Perché occorre l’intervento dello Stato
Ritengo assolutamente auspicabile un intervento di sistema dello Stato nell’economia con il ruolo di scudo per le compagnie strategiche italiane, i c.d. “campioni nazionali”, di rilancio del sistema industriale e a tutela dei livelli occupazionali. È fondamentale chiarire al mercato che lo Stato è vigile sugli asset strategici del Paese, che devono essere salvaguardati da incursioni di investitori stranieri se con obiettivi distanti dal bene nazionale. La rilevanza della rete e della proprietà, è un tema strategico che non può essere lasciato alla sola iniziativa del libero mercato. L’evoluzione dell’infrastruttura di rete è un passaggio fondamentale del processo di digitalizzazione delle PMI e il ruolo dello Stato deve essere quello di garante della creazione di valore anche per le imprese private. Si auspica quindi che l’intervento del Governo proceda nel senso di rafforzare una politica industriale d’interesse nazionale, capace di beneficiare del supporto d’investitori esteri senza rinunciare all’italianità delle eccellenze imprenditoriali strategiche, anche avvalendosi del modello di partnership tra pubblico e privato. Ritengo, inoltre, fondamentale il conseguimento del progetto di creazione della rete unica, passaggio imprescindibile per garantire il controllo nazionale dell’infrastruttura e delle sue funzioni.
Vincenzo Sanasi d’Arpe
Vincenzo Sanasi d’Arpe, avvocato e professore straordinario di Diritto dell’Economia, è tra i massimi esperti italiani in tema di amministrazione straordinaria delle grandi aziende in crisi.
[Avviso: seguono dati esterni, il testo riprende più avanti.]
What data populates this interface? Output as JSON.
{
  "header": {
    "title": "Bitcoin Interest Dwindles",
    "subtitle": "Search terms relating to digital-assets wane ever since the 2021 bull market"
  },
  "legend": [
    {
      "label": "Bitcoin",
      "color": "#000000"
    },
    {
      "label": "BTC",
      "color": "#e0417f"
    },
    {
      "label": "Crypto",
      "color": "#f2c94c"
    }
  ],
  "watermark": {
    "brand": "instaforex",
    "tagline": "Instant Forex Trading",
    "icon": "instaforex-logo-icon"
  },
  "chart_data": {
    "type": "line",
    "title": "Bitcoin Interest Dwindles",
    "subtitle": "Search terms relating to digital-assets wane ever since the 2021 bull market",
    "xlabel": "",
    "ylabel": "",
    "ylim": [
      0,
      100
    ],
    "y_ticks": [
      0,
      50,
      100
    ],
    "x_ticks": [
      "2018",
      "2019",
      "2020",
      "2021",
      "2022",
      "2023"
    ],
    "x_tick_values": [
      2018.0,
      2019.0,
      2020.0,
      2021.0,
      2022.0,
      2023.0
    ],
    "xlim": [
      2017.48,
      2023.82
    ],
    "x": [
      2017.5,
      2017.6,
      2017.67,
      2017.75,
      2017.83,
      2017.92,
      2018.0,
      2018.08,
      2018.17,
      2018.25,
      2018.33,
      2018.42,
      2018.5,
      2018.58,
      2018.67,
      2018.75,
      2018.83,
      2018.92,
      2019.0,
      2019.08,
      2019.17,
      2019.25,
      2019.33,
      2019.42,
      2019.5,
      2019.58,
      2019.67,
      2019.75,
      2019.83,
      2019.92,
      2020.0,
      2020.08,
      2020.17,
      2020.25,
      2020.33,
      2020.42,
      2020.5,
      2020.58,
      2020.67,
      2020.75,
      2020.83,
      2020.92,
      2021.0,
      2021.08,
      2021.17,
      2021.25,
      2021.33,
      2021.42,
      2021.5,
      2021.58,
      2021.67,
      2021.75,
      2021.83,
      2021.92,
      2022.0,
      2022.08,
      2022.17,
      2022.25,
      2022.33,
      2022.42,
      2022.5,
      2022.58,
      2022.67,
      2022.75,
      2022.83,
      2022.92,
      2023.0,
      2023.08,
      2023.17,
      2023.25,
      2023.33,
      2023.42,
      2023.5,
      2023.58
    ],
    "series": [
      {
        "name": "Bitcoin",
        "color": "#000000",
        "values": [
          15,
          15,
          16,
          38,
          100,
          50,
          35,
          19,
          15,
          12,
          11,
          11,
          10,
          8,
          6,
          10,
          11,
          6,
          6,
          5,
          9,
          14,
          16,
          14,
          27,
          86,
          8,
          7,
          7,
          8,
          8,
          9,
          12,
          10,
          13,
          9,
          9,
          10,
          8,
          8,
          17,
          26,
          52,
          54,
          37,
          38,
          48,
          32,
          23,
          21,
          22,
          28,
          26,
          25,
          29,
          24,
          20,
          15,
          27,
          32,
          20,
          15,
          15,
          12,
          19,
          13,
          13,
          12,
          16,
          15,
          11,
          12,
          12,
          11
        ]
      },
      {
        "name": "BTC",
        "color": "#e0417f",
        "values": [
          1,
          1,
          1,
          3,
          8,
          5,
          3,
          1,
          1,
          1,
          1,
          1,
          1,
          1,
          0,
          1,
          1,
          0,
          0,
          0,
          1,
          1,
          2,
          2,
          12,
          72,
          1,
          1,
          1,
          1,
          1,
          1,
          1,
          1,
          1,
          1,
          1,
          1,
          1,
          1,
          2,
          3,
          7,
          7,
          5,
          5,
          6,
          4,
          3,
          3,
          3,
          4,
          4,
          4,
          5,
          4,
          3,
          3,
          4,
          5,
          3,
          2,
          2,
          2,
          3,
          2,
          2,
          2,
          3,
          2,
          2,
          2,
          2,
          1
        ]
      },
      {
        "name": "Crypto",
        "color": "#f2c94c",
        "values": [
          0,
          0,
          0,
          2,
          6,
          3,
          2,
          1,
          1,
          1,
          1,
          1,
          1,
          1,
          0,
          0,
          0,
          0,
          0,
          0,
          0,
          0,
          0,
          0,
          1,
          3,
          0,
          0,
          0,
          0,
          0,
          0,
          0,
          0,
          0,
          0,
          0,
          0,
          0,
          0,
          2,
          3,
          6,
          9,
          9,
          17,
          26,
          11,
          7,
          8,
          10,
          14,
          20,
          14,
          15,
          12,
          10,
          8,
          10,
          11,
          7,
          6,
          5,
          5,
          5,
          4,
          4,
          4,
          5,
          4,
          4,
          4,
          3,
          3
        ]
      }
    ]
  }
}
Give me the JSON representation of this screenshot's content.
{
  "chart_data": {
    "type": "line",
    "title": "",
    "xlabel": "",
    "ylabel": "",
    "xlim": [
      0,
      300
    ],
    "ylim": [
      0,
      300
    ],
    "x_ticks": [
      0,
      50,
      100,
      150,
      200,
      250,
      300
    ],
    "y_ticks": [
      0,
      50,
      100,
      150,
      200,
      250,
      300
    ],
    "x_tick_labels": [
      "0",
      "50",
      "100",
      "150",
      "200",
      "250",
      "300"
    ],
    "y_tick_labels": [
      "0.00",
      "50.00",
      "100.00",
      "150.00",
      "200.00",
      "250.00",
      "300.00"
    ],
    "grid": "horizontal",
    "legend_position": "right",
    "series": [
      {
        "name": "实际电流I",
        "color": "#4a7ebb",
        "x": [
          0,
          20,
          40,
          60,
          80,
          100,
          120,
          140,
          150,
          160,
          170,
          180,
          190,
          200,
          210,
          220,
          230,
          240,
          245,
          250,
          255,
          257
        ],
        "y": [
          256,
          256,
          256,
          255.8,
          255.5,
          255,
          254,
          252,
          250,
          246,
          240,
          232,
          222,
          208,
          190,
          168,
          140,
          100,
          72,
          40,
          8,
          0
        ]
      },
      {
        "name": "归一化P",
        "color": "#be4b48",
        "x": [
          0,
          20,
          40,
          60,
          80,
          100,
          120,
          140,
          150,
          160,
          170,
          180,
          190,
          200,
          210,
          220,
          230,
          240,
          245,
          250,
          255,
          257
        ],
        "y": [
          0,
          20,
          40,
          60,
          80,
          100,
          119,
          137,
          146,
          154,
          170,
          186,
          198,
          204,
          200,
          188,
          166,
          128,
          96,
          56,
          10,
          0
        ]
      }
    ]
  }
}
Amministratore e consulente di gruppi multinazionali pubblici e privati è stato, come Commissario Straordinario, autore di case-history nel risanamento di grandi aziende industriali in stato di insolvenza. La sua monografia: “L’amministrazione straordinaria dei grandi gruppi in crisi. Lineamenti giuridici” (Jovene, 2005) è uno dei testi di riferimento in materia: una sentenza della Corte Costituzionale ne ha ripreso il percorso argomentativo pronunciandosi sulle azioni revocatorie intentate da Parmalat in amministrazione straordinaria nei confronti di HSBC e di un pool di banche capitanate dal Monte dei Paschi. È stato consigliere, in tema di società a partecipazione statale, del Ministro del bilancio e della programmazione economica nel Governo Goria. Docente di Diritto dell’Economia alla Sapienza di Roma è uno dei più autorevoli sostenitori dell’intervento dello Stato nell’economia. Presidente del Wfp Italia, succeduto nell’incarico all’ex ambasciatore a Washington Gianni Castellaneta, è, dal gennaio 2021, amministratore delegato di Consap.